The Over-Stated Retirement Crisis
The Over-Stated Retirement Crisis
The Over-Stated Retirement Crisis

An ever-improving retirement system is helping Americans be more prepared for retirement.
Many Americans fear their retirement savings won’t be enough to allow them to retire, and media coverage has reinforced this narrative. In reality, however, retirement savers aren’t really facing a crisis. Each generation of retirees has been better off than the previous generation. In fact, in 2017, retirement assets represented 337% of employee wages, according to Andrew Biggs of the American Enterprise Institute.1
What’s more, many of the eye-catching statistics cited in stories about the retirement crisis fail to paint a complete picture of the retirement landscape. Current plan account balances may be misleading unless an employee has rolled over all the retirement assets they’ve accumulated over the years. To address the question of whether a retirement savings crisis is actually at hand, it’s critical to consider workplace retirement plans in the context of the greater retirement system.
Key findings
- More individuals have access to workplace retirement plans now than in the past.

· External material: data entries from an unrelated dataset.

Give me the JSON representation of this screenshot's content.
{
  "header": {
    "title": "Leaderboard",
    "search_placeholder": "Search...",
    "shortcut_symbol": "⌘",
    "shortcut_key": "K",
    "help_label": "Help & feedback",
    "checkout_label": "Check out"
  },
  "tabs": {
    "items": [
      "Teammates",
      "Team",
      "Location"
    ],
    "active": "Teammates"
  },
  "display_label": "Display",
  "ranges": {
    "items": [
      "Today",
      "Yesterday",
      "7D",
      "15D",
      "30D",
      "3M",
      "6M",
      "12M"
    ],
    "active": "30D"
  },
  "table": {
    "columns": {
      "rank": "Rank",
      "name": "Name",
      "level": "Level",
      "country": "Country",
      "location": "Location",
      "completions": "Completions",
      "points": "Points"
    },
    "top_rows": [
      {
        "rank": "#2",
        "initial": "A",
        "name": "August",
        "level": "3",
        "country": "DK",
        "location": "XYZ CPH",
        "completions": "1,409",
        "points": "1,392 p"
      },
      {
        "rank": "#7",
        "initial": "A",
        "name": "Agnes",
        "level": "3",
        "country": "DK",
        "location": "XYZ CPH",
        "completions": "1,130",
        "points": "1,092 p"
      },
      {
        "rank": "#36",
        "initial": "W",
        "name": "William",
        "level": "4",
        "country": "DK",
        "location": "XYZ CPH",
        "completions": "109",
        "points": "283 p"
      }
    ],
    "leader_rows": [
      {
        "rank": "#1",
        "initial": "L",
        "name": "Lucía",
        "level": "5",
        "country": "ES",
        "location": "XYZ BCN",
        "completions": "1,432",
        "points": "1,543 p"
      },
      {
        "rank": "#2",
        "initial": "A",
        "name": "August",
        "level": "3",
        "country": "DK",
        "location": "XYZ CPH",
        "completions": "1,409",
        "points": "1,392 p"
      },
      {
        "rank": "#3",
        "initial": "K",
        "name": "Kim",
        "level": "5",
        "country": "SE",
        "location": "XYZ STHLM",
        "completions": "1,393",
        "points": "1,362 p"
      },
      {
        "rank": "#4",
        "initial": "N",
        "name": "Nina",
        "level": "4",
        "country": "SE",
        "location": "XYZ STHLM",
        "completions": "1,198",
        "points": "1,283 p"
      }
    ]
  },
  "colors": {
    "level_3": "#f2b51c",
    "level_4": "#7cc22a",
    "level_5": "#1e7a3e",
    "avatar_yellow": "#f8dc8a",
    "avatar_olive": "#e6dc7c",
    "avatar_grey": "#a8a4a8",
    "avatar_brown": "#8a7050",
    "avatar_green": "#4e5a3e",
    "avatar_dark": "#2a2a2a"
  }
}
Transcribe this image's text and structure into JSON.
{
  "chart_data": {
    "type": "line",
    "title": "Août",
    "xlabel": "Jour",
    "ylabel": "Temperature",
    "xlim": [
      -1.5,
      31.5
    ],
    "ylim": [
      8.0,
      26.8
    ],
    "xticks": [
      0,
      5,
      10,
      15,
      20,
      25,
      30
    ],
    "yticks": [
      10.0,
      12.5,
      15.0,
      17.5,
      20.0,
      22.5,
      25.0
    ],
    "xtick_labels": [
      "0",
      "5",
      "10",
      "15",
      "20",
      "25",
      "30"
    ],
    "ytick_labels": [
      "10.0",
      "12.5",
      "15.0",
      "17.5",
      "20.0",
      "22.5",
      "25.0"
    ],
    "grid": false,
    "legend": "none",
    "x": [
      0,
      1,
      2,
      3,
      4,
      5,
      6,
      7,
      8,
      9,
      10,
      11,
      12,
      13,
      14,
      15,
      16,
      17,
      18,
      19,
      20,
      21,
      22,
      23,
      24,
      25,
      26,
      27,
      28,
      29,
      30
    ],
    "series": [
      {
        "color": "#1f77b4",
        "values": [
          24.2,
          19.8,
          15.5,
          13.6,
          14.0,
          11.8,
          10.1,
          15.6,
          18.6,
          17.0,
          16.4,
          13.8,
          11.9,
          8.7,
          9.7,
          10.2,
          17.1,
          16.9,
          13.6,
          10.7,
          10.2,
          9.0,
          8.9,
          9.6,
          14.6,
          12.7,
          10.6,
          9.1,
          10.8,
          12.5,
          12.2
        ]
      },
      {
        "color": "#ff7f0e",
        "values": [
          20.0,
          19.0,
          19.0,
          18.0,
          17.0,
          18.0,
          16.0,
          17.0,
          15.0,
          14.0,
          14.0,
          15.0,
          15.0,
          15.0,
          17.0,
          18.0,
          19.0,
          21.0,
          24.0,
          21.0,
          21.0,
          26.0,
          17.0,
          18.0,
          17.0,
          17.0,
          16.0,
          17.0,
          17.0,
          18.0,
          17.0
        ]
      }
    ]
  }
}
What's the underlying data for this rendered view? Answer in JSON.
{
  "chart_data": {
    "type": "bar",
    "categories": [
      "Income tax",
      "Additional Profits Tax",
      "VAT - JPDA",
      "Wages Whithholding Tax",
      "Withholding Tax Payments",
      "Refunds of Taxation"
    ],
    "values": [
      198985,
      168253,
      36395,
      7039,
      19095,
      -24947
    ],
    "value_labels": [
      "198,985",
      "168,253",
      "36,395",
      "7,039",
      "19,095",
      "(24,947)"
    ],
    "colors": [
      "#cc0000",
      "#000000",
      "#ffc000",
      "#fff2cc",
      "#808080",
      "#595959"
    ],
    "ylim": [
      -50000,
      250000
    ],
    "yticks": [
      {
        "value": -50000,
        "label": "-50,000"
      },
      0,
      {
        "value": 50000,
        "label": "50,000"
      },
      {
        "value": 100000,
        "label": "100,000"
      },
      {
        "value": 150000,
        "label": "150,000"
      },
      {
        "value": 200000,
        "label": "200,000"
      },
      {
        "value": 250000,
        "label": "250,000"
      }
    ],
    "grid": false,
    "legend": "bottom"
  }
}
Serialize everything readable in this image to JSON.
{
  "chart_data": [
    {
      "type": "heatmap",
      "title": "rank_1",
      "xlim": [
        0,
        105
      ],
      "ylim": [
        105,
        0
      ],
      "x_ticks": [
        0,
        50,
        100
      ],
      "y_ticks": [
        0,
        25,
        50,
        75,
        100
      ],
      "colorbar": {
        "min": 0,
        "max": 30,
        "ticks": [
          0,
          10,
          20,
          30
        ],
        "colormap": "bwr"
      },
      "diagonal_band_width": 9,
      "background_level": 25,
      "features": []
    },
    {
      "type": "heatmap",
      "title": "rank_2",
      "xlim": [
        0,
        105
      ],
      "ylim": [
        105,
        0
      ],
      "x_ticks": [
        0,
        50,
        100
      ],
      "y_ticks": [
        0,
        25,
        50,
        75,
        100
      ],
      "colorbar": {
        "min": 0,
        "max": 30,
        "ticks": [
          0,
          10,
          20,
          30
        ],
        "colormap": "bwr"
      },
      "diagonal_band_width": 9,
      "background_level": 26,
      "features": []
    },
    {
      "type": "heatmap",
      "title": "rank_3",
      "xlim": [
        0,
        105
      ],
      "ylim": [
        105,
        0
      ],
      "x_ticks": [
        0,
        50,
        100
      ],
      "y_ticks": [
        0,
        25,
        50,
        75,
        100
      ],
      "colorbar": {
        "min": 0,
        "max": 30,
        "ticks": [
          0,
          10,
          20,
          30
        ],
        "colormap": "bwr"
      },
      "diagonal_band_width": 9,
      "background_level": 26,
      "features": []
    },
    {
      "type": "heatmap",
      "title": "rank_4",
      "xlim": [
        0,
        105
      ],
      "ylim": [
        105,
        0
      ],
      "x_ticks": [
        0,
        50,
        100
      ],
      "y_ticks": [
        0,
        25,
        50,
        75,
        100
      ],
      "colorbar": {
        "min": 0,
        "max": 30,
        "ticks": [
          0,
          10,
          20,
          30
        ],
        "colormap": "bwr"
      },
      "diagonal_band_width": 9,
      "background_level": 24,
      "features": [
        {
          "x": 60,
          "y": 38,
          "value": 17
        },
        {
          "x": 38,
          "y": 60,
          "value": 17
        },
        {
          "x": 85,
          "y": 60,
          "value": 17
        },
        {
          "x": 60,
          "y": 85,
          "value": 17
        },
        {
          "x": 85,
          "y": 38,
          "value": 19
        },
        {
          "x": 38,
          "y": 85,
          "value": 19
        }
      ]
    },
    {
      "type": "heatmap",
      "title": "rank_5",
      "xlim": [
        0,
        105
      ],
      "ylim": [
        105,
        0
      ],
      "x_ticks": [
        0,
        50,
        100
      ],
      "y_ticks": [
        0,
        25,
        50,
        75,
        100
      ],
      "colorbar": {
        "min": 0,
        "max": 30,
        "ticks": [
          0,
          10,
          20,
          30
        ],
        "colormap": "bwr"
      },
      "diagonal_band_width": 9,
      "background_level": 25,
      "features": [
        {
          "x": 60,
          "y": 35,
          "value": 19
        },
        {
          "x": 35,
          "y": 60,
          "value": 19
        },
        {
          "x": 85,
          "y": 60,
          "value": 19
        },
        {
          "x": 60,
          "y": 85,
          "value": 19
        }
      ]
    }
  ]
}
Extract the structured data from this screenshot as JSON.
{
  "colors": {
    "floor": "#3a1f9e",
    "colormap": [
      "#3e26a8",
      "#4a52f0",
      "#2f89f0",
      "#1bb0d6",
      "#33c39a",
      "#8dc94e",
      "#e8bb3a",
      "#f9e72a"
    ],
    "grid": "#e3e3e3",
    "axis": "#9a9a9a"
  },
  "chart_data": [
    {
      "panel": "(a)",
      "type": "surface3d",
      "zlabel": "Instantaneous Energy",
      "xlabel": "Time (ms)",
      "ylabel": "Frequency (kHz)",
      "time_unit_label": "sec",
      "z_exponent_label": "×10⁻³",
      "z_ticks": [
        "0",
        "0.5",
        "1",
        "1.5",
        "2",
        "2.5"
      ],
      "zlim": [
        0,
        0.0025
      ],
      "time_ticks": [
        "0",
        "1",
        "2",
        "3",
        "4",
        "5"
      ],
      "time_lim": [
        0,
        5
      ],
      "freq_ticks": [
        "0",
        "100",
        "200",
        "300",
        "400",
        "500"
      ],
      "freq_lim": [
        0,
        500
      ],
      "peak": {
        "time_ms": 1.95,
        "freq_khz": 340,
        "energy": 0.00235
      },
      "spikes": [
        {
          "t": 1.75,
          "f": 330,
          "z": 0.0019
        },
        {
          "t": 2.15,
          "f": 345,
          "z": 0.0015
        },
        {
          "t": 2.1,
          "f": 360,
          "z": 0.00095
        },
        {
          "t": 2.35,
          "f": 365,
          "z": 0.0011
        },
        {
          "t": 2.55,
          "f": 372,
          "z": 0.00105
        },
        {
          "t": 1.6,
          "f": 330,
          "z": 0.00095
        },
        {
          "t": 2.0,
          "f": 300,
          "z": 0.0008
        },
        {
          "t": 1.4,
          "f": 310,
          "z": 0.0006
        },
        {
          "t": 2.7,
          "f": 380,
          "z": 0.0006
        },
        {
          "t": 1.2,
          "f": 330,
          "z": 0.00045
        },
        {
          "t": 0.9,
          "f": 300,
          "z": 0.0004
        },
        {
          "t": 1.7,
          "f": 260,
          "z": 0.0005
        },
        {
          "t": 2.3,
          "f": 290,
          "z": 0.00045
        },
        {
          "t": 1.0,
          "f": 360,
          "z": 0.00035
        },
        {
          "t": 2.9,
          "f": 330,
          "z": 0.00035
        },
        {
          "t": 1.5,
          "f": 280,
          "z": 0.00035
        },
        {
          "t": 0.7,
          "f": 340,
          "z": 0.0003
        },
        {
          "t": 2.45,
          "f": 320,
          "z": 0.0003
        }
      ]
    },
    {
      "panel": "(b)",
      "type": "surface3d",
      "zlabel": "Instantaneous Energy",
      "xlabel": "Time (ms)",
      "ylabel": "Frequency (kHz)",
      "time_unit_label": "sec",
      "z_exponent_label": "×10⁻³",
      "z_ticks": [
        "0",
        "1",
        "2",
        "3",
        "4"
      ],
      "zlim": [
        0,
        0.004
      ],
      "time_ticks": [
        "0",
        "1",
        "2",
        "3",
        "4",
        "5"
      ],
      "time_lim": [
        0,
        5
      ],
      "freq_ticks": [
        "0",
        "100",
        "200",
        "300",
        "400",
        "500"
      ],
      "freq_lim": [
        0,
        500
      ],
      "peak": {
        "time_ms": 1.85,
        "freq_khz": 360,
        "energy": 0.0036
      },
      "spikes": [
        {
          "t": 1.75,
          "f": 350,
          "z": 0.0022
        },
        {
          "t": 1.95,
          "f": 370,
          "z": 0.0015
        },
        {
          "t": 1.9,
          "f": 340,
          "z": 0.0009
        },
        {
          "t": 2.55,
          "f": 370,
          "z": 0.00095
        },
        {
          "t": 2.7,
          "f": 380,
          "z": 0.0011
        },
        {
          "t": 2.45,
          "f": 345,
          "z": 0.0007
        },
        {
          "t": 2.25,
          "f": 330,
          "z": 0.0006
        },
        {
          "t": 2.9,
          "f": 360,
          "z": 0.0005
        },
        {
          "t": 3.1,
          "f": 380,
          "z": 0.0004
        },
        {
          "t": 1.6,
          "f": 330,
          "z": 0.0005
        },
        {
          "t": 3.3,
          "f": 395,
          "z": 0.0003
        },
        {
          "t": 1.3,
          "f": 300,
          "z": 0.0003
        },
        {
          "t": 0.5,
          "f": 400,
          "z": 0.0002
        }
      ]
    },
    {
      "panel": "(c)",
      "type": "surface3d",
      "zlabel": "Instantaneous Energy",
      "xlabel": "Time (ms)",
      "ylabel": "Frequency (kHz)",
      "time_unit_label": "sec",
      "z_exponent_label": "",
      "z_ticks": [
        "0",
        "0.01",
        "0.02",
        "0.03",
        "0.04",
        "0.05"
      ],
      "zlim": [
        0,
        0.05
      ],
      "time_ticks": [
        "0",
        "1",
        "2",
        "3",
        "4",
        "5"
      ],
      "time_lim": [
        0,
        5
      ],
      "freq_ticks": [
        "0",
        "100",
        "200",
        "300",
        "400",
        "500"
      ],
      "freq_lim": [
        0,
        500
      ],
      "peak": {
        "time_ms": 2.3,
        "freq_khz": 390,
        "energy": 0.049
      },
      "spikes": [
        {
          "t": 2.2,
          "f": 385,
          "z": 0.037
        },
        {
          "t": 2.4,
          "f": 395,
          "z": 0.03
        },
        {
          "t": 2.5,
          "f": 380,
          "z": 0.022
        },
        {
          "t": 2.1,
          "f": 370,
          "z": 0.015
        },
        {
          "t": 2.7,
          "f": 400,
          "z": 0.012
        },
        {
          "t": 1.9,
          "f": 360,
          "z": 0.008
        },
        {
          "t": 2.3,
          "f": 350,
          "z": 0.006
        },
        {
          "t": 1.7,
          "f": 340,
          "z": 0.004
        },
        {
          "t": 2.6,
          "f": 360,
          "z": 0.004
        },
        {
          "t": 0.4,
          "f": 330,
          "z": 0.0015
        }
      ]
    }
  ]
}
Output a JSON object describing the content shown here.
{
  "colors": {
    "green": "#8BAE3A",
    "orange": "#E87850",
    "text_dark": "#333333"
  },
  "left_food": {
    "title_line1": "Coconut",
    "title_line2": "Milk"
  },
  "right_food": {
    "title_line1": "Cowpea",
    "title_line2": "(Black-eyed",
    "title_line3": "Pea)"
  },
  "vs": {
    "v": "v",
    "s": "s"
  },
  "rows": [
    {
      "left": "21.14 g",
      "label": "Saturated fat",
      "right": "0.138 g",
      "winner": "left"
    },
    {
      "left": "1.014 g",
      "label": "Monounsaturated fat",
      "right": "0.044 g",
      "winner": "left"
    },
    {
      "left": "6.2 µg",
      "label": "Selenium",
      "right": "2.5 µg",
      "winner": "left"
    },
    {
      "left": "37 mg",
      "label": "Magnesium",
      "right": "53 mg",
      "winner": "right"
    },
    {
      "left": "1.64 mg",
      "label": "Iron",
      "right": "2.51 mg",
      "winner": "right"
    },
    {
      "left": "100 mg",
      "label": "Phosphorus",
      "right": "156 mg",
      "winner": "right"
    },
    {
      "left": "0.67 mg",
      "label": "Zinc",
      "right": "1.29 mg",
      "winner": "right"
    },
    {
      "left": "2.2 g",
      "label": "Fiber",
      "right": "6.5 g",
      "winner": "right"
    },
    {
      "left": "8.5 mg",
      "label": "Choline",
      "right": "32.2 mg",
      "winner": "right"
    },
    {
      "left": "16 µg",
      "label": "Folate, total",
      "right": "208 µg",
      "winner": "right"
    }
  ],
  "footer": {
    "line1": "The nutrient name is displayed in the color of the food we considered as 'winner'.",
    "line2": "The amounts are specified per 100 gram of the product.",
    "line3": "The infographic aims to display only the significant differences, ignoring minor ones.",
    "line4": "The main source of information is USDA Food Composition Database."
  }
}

- Individuals are saving proportionally more money today than they have in the past.
- Today’s workers will actually get more money in retirement than previous retirees.
1 Andrew Biggs, American Enterprise Institute, Statement before House Committee on the Budget on “Keeping Our Promise to America’s Seniors: Retirement Security in the 21st Century,” “13 Things You (Probably) Didn’t Know About Retirement Savings,” May 2019.